Trois grandes causes sont à l’origine des défauts de qualité des médicaments vendus en dehors du circuit légal. Il s’agit, selon un agent de santé, «des phénomènes de décomposition, du manque de respect des bonnes pratiques de fabrication, de la présence de contrefaçon et des manipulations hasardeuses de la part des vendeurs». S’agissant de la décomposition ou dégradation du médicament, un pharmacien local explique : «La stabilité d’un médicament peut être définie comme son aptitude à conserver ses propriétés chimiques, physiques, microbiologiques et biopharmaceutiques dans les limites spécifiées pendant toute sa durée de validité. La stabilité des préparations pharmaceutiques dépend de paramètres extrinsèques (température, humidité et lumière) et intrinsèques (formulation galénique, conditionnement, matières premières) que le fabricant se doit d’évaluer par des études de stabilité (études de dégradation accélérée, études de stabilité en temps réel). Ces tests permettent de fixer une durée limite de conservation et des conditions de stockage (température inférieure à 30°C, comprise entre +3°C et +8°C, humidité… ).»

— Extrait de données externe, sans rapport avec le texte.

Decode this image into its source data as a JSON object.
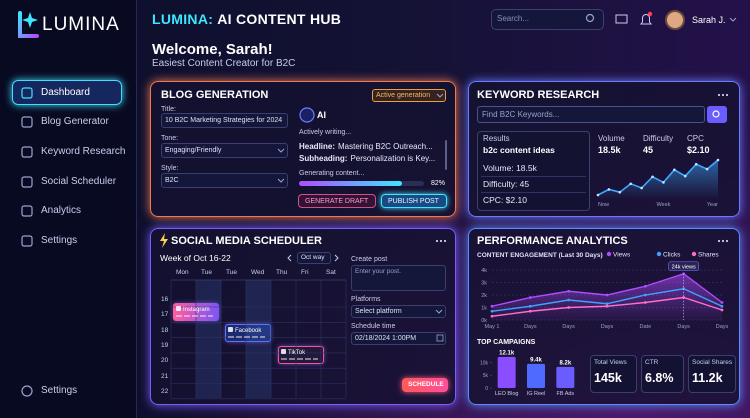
{
  "brand": "LUMINA",
  "header": {
    "title_brand": "LUMINA:",
    "title_rest": "AI CONTENT HUB",
    "search": "Search...",
    "user": "Sarah J."
  },
  "welcome": {
    "title": "Welcome, Sarah!",
    "subtitle": "Easiest Content Creator for B2C"
  },
  "nav": {
    "items": [
      "Dashboard",
      "Blog Generator",
      "Keyword Research",
      "Social Scheduler",
      "Analytics",
      "Settings"
    ],
    "footer": "Settings"
  },
  "blog": {
    "title": "BLOG GENERATION",
    "badge": "Active generation",
    "title_label": "Title:",
    "title_value": "10 B2C Marketing Strategies for 2024",
    "tone_label": "Tone:",
    "tone_value": "Engaging/Friendly",
    "style_label": "Style:",
    "style_value": "B2C",
    "ai_label": "AI",
    "status": "Actively writing...",
    "headline_label": "Headline:",
    "headline": "Mastering B2C Outreach...",
    "subheading_label": "Subheading:",
    "subheading": "Personalization is Key...",
    "progress": {
      "label": "Generating content...",
      "value": 82,
      "value_label": "82%"
    },
    "buttons": [
      "GENERATE DRAFT",
      "PUBLISH POST"
    ]
  },
  "keyword": {
    "title": "KEYWORD RESEARCH",
    "search": "Find B2C Keywords...",
    "results_label": "Results",
    "query": "b2c content ideas",
    "rows": [
      "Volume: 18.5k",
      "Difficulty: 45",
      "CPC: $2.10"
    ],
    "metrics": [
      {
        "label": "Volume",
        "value": "18.5k"
      },
      {
        "label": "Difficulty",
        "value": "45"
      },
      {
        "label": "CPC",
        "value": "$2.10"
      }
    ],
    "trend": {
      "type": "area",
      "color": "#3fa8ff",
      "categories": [
        "Now",
        null,
        null,
        null,
        null,
        null,
        "Week",
        null,
        null,
        null,
        null,
        "Year"
      ],
      "values": [
        20,
        28,
        24,
        36,
        30,
        46,
        38,
        56,
        47,
        64,
        57,
        70
      ]
    }
  },
  "social": {
    "title": "SOCIAL MEDIA SCHEDULER",
    "week": "Week of Oct 16-22",
    "view": "Oct way",
    "days": [
      "Mon",
      "Tue",
      "Tue",
      "Wed",
      "Thu",
      "Fri",
      "Sat"
    ],
    "hours": [
      16,
      17,
      18,
      19,
      20,
      21,
      22
    ],
    "events": [
      "Instagram",
      "Facebook",
      "TikTok"
    ],
    "create_label": "Create post",
    "create_placeholder": "Enter your post.",
    "platforms_label": "Platforms",
    "platforms_value": "Select platform",
    "time_label": "Schedule time",
    "time_value": "02/18/2024 1:00PM",
    "button": "SCHEDULE"
  },
  "performance": {
    "title": "PERFORMANCE ANALYTICS",
    "engagement": {
      "type": "line",
      "title": "CONTENT ENGAGEMENT (Last 30 Days)",
      "categories": [
        "May 1",
        "Days",
        "Days",
        "Days",
        "Date",
        "Days",
        "Days"
      ],
      "series": [
        {
          "name": "Views",
          "color": "#b04cff",
          "values": [
            1100,
            1800,
            2300,
            2000,
            2700,
            3700,
            1400
          ]
        },
        {
          "name": "Clicks",
          "color": "#3fa0ff",
          "values": [
            700,
            1100,
            1600,
            1300,
            2000,
            2500,
            1100
          ]
        },
        {
          "name": "Shares",
          "color": "#ff6fc8",
          "values": [
            300,
            700,
            1000,
            1100,
            1400,
            1800,
            800
          ]
        }
      ],
      "ylim": [
        0,
        4000
      ],
      "yticks": [
        {
          "value": 0,
          "label": "0k"
        },
        {
          "value": 1000,
          "label": "1k"
        },
        {
          "value": 2000,
          "label": "2k"
        },
        {
          "value": 3000,
          "label": "3k"
        },
        {
          "value": 4000,
          "label": "4k"
        }
      ],
      "grid": true,
      "legend": "top-right",
      "annotation": "24k views"
    },
    "campaigns": {
      "type": "bar",
      "title": "TOP CAMPAIGNS",
      "categories": [
        "LEO Blog",
        "IG Reel",
        "FB Ads"
      ],
      "values": [
        12100,
        9400,
        8200
      ],
      "value_labels": [
        "12.1k",
        "9.4k",
        "8.2k"
      ],
      "colors": [
        "#8a4dff",
        "#4f6bff",
        "#6a5cff"
      ],
      "ylim": [
        0,
        14000
      ],
      "yticks": [
        0,
        {
          "value": 5000,
          "label": "5k"
        },
        {
          "value": 10000,
          "label": "10k"
        }
      ]
    },
    "stats": [
      {
        "label": "Total Views",
        "value": "145k"
      },
      {
        "label": "CTR",
        "value": "6.8%"
      },
      {
        "label": "Social Shares",
        "value": "11.2k"
      }
    ]
  }
}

Défaut de conservation des médicaments
S’expliquant sur les conditions de stockage inadaptées, notre interlocuteur confie : «Ici, à Touba, ces normes de conservation s’avèrent difficiles à respecter puisque les températures dépassent couramment les 30°C avec un taux d’humidité élevé. Les conditions dans lesquelles sont vendus les médicaments sur le marché illicite altèrent inévitablement les propriétés physicochimiques des médicaments : l’exposition en plein soleil détériore rapidement les comprimés, l’humidité ambiante, accélère les processus de décomposition des molécules chimiques actives… Des produits hautement thermolabiles -tels que les vaccins, les suppositoires, l’insuline- sont négligemment disposés à l’air libre sur les marchés des pays en développement».
Par exemple, sur plus de 50 dépôts visités à Touba, 52% présentaient ce type de produits sans autres précautions, 15% les conservaient dans des glacières, 5% possédaient un réfrigérateur et les autres ne possédaient pas de médicaments photosensibles ou thermosensibles. Les mauvaises conditions de stockage affectent gravement la qualité des médicaments de la rue. De son côté, la dénaturation du principe actif et/ou de la formulation galénique (excipients) affecte les propriétés thérapeutiques et donc l’efficacité du médicament. La date de péremption représente la limite au-delà de laquelle les standards de qualité ne sont plus garantis. Malheureusement il arrive que la forme pharmaceutique soit déconditionnée et il n’est plus possible de savoir si le médicament est utilisable. Ensuite, les vendeurs semblent s’arranger de façon à pouvoir dissimuler la date si celle-ci est passée. Ils posséderaient, d’après certaines indiscrétions, des appareils permettant de modifier les inscriptions sur les blisters ou les dates.